Unable to bear the weight of that silence, she gathered her skirts and fled up the stairs, leaving him standing alone in the hallway with the echoes of her accusations ringing in the air.
CHAPTER 12
“Percy, I swear, if you recite even one line of poetry tonight, I will personally ensure you spend the remainder of the season locked in your chambers,” Ewan’s voice carried the sharp edge of authority as their carriage rolled toward Lord and Lady Kirkleigh’s soirée.
“Uncle, surely you cannot expect me to remain completely silent about the arts,” Percy protested, adjusting his cravat with theatrical precision. “What if someone asks my opinion on literature?”
“Then you will discuss the weather,” Ewan replied curtly, his green eyes flashing with warning. “At length, if necessary.”
Samantha smoothed her emerald silk gloves, watching the interplay between uncle and nephew with careful attention.
The tension from their dinner argument several nights past still lingered between her and Ewan like a barely contained storm, making every shared moment fraught with unspoken words.
“The weather is a perfectly respectable topic,” she offered diplomatically, though she caught the slight softening in Ewan’s expression at her attempt to mediate.

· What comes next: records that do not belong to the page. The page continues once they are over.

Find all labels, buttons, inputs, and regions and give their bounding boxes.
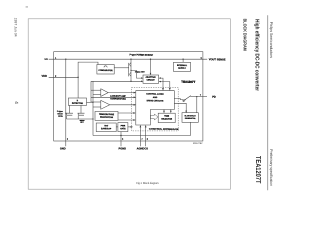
svg-text:Preliminary specification: Preliminary specification — [269, 149, 274, 186]
svg-text:PGND: PGND — [119, 147, 127, 150]
wire: comparator 2 input stubs — [91, 101, 101, 103]
tiny top-left mark — [26, 6, 28, 9]
svg-text:High efficiency DC-DC converte: High efficiency DC-DC converter — [253, 19, 260, 92]
wire: PD pin stub — [191, 96, 207, 98]
time selector box — [158, 113, 175, 122]
svg-text:BANDGAP: BANDGAP — [101, 127, 112, 130]
wire: control logic to standby switch — [174, 98, 183, 99]
dashed control section box — [132, 87, 179, 130]
svg-text:DETECTOR: DETECTOR — [72, 102, 84, 105]
wire: detector output joins riser B — [87, 101, 94, 103]
wire: sense FET sources join — [66, 116, 68, 119]
svg-text:COMPARATORS: COMPARATORS — [110, 97, 126, 100]
svg-text:DRIVE CIRCUITS: DRIVE CIRCUITS — [147, 99, 164, 102]
svg-text:FETs: FETs — [58, 115, 63, 118]
svg-text:CONTROL LOGIC: CONTROL LOGIC — [146, 92, 164, 95]
svg-text:CONTROL INTERFACE: CONTROL INTERFACE — [149, 128, 179, 131]
wire: CS pin riser — [145, 125, 147, 146]
svg-text:TEMPERATURE: TEMPERATURE — [99, 113, 115, 116]
bandgap reference box — [96, 123, 116, 132]
wire: feedback riser B — [92, 81, 94, 135]
svg-text:ADAPTIVE: ADAPTIVE — [145, 76, 156, 79]
wire: comparator 2 output to control logic — [110, 104, 136, 106]
svg-text:GENERATOR: GENERATOR — [185, 117, 196, 120]
svg-text:7: 7 — [141, 138, 142, 141]
svg-text:BLOCK DIAGRAM: BLOCK DIAGRAM — [242, 19, 247, 51]
wire: bandgap to start gate — [116, 126, 118, 128]
wire: detector drops to sense FETs — [69, 105, 71, 113]
wire: MOSFET stack drain-source path — [130, 59, 132, 81]
wire: AGND pin riser — [139, 125, 141, 146]
svg-text:1: 1 — [55, 57, 56, 60]
N-type MOSFET symbol — [129, 72, 131, 76]
wire: reference input to control logic — [91, 96, 135, 98]
wire: control logic to slow start — [174, 103, 186, 112]
svg-text:LOW-BATT AMP: LOW-BATT AMP — [110, 95, 126, 98]
wire: switch node tap to adaptive input — [131, 70, 143, 78]
wire: start gate to PGND node — [120, 132, 122, 136]
svg-text:AND: AND — [153, 96, 158, 99]
svg-text:2: 2 — [55, 75, 56, 78]
start gate box — [118, 123, 128, 132]
comparator 2 triangle — [101, 100, 110, 109]
comparator 1 (error amp) triangle — [101, 89, 108, 97]
svg-text:TEA1207T: TEA1207T — [181, 80, 195, 84]
svg-text:Fig.1 Block diagram.: Fig.1 Block diagram. — [136, 181, 159, 185]
svg-text:n-type FET: n-type FET — [135, 70, 146, 73]
wire: temperature protection outputs — [118, 112, 135, 114]
svg-text:7: 7 — [200, 94, 201, 97]
svg-text:VOUT SENSE: VOUT SENSE — [209, 58, 226, 61]
svg-text:PWR: PWR — [121, 124, 126, 127]
adaptive circuit box — [143, 75, 159, 83]
svg-text:5: 5 — [201, 57, 202, 60]
wire: slow start loop to PGND node — [93, 122, 190, 135]
svg-text:Vref: Vref — [104, 124, 108, 127]
svg-text:AGND: AGND — [137, 147, 145, 150]
svg-text:8: 8 — [147, 138, 148, 141]
svg-text:PD: PD — [212, 96, 216, 99]
temperature protection box — [95, 112, 118, 121]
sense FET 2 — [78, 113, 85, 115]
svg-text:TEA1207T: TEA1207T — [254, 156, 261, 184]
wire: rail drop to adaptive circuit — [150, 59, 152, 75]
wire: start gate output — [128, 126, 133, 128]
wire: comparator 1 output to control logic — [108, 92, 135, 94]
svg-text:COMPARATOR: COMPARATOR — [98, 69, 113, 72]
wire: control bottom to time selector — [163, 110, 165, 113]
svg-text:Philips Semiconductors: Philips Semiconductors — [269, 22, 274, 58]
current detector box — [68, 98, 86, 105]
svg-text:1997 Jun 04: 1997 Jun 04 — [13, 18, 17, 37]
wire: GND bus vertical — [65, 59, 67, 146]
svg-text:6: 6 — [122, 138, 123, 141]
svg-text:MGU782: MGU782 — [193, 142, 203, 145]
arrowheads into control logic — [134, 92, 136, 94]
svg-text:CIRCUIT: CIRCUIT — [146, 79, 155, 82]
oscillation comparator box — [97, 65, 114, 75]
junction node dots — [65, 59, 66, 60]
wire: VDD pin stub — [49, 76, 78, 78]
slow start generator box — [182, 113, 198, 123]
svg-text:INTERNAL: INTERNAL — [177, 64, 188, 67]
svg-text:SELECTOR: SELECTOR — [161, 118, 172, 121]
figure frame — [28, 19, 230, 189]
wire: comparator 1 input stubs — [91, 89, 101, 91]
svg-text:PROTECTION: PROTECTION — [100, 116, 114, 119]
oscillator arc icon — [104, 66, 107, 68]
wire: feedback riser A — [90, 81, 92, 102]
svg-text:TIME: TIME — [164, 115, 169, 118]
wire: PGND pin stub — [120, 136, 122, 147]
control logic box (L-shaped) — [136, 91, 175, 125]
wire: internal supply tap — [182, 59, 184, 62]
svg-text:4: 4 — [14, 101, 19, 104]
block arrow timer to time selector — [150, 114, 158, 120]
sense FET 1 — [66, 113, 73, 115]
svg-text:GATE: GATE — [120, 127, 126, 130]
wire: top rail L1 to VOUT SENSE pin — [49, 58, 208, 60]
wire: adaptive right inputs from drive lines — [159, 78, 163, 90]
header rule (rotated page) — [267, 15, 269, 190]
svg-text:VDD: VDD — [42, 75, 48, 78]
wire: PD net down into slow start top — [196, 97, 198, 113]
wire: VDD riser to comparator supply — [78, 62, 98, 98]
IC outline box TEA1207T — [54, 52, 203, 141]
wire: comparator output to MOSFET gates — [114, 67, 129, 69]
P-type MOSFET symbol — [129, 63, 131, 67]
MOSFET gate bar — [128, 67, 130, 73]
wire: feedback net horizontal — [91, 80, 143, 82]
svg-text:GND: GND — [60, 147, 66, 150]
internal supply box — [174, 62, 191, 71]
svg-text:SUPPLY: SUPPLY — [178, 67, 187, 70]
standby switch symbol — [183, 96, 191, 102]
svg-text:3: 3 — [67, 138, 68, 141]
svg-text:P-type POWER MOSFET: P-type POWER MOSFET — [130, 53, 154, 56]
svg-text:CS: CS — [144, 147, 148, 150]
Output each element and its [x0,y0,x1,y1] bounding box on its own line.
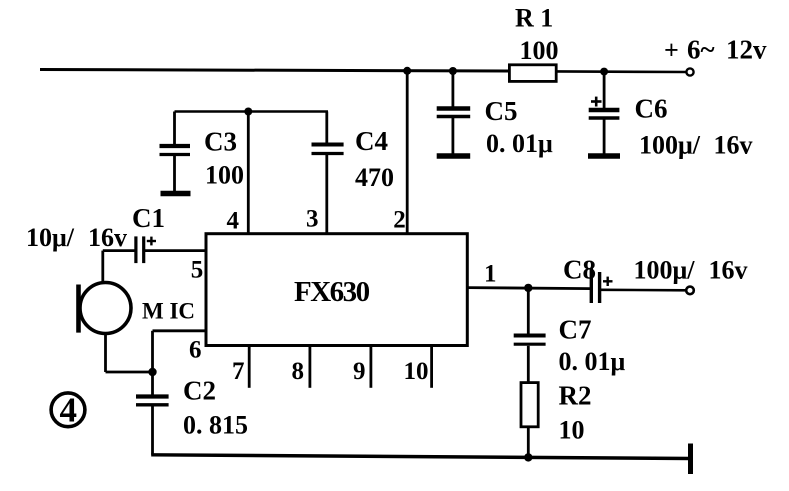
wire IC bottom pin stubs [249,346,431,388]
svg-text:100: 100 [205,160,244,189]
svg-text:+: + [664,36,679,65]
svg-text:16v: 16v [714,131,753,160]
label +6~12v [664,35,767,65]
svg-text:4: 4 [60,391,78,430]
capacitor C5 [437,71,471,154]
svg-text:R2: R2 [559,381,592,411]
svg-text:2: 2 [393,207,406,234]
svg-text:16v: 16v [88,223,127,252]
terminal output [686,287,694,295]
svg-text:C4: C4 [355,126,388,156]
label C1 value 10u/16v [26,223,127,252]
IC U1 FX630 [206,234,467,346]
svg-text:FX630: FX630 [294,276,370,308]
wire MIC bottom to junction [106,334,153,373]
svg-text:C7: C7 [559,314,592,344]
node bottom rail / R2 [524,453,532,461]
label figure number 4 [51,391,85,430]
svg-text:10: 10 [559,416,585,445]
node rail / pin4 [244,108,252,116]
svg-text:C3: C3 [204,127,237,157]
svg-text:R 1: R 1 [515,4,553,33]
microphone MIC [79,283,132,334]
svg-text:6: 6 [189,337,202,364]
svg-text:0. 01μ: 0. 01μ [486,129,553,158]
label C6 value 100u/16v [639,131,753,160]
wire bottom ground rail [151,455,690,459]
svg-text:C2: C2 [183,375,216,405]
svg-text:9: 9 [353,358,366,385]
capacitor C2 [136,372,169,455]
capacitor C1 [136,236,156,263]
label C8 value 100u/16v [634,256,748,285]
wire pin4 vertical [247,112,250,234]
svg-text:0. 815: 0. 815 [183,411,248,440]
wire C1 to MIC vertical [101,251,104,284]
ground C6 bar [588,153,620,158]
svg-text:470: 470 [355,163,394,192]
svg-text:100μ/: 100μ/ [634,256,696,285]
svg-text:C6: C6 [635,93,668,123]
wire pin5 / C1 horizontal [103,249,206,252]
terminal +V supply [686,68,693,75]
resistor R1 [509,65,556,82]
node top rail / C6 [600,68,608,76]
svg-text:C5: C5 [485,96,518,126]
capacitor C6 [589,72,620,154]
wire pin1 output [467,288,687,291]
svg-text:4: 4 [227,207,240,234]
capacitor C8 [591,268,612,303]
svg-text:1: 1 [484,260,497,287]
wire top supply rail [40,70,687,73]
svg-text:0. 01μ: 0. 01μ [559,347,626,376]
svg-text:5: 5 [191,256,204,283]
svg-text:3: 3 [306,206,319,233]
capacitor C3 [160,112,191,192]
svg-text:6~: 6~ [687,35,715,65]
svg-text:10: 10 [404,358,429,385]
svg-text:C1: C1 [132,203,165,233]
resistor R2 [521,383,538,458]
svg-text:12v: 12v [726,35,767,65]
svg-text:10μ/: 10μ/ [26,223,75,252]
wire pin2 vertical [406,71,409,234]
node top rail / pin2 [403,67,411,75]
capacitor C7 [514,288,546,383]
svg-text:100μ/: 100μ/ [639,131,701,160]
svg-text:16v: 16v [709,256,748,285]
svg-text:8: 8 [292,358,305,385]
svg-text:100: 100 [520,36,559,65]
ground C5 bar [437,153,471,158]
node MIC/pin6/C2 [148,368,156,376]
svg-text:C8: C8 [563,254,596,284]
capacitor C4 [312,112,344,234]
node top rail / C5 [449,67,457,75]
wire C3/C4 rail [175,110,329,113]
node pin1/C7 [524,284,532,292]
ground C3 bar [161,191,191,196]
svg-text:M IC: M IC [142,298,195,323]
wire pin6 [153,331,207,372]
svg-text:7: 7 [232,358,245,385]
ground bar right [688,444,693,475]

“Oh. Is it?” Percy tilted his head to the side. “Though I must say, Uncle, your concern seems rather excessive. I’ve been practicing restraint most admirably.”
“Your version of restraint,” Ewan said dryly, “still involves comparing ladies’ eyes to celestial bodies.”
“Only once! And Lady Pemberton seemed quite flattered by the comparison to Venus.”
“Venus is a planet, Percy.” Ewan said drily, his expression irked.
“Well, yes, but it’s also the goddess of love and beauty, which was clearly the more relevant?—”
“Percy,” Samantha interrupted gently, “perhaps tonight you might focus on asking questions rather than making proclamations? People do enjoy talking about themselves.”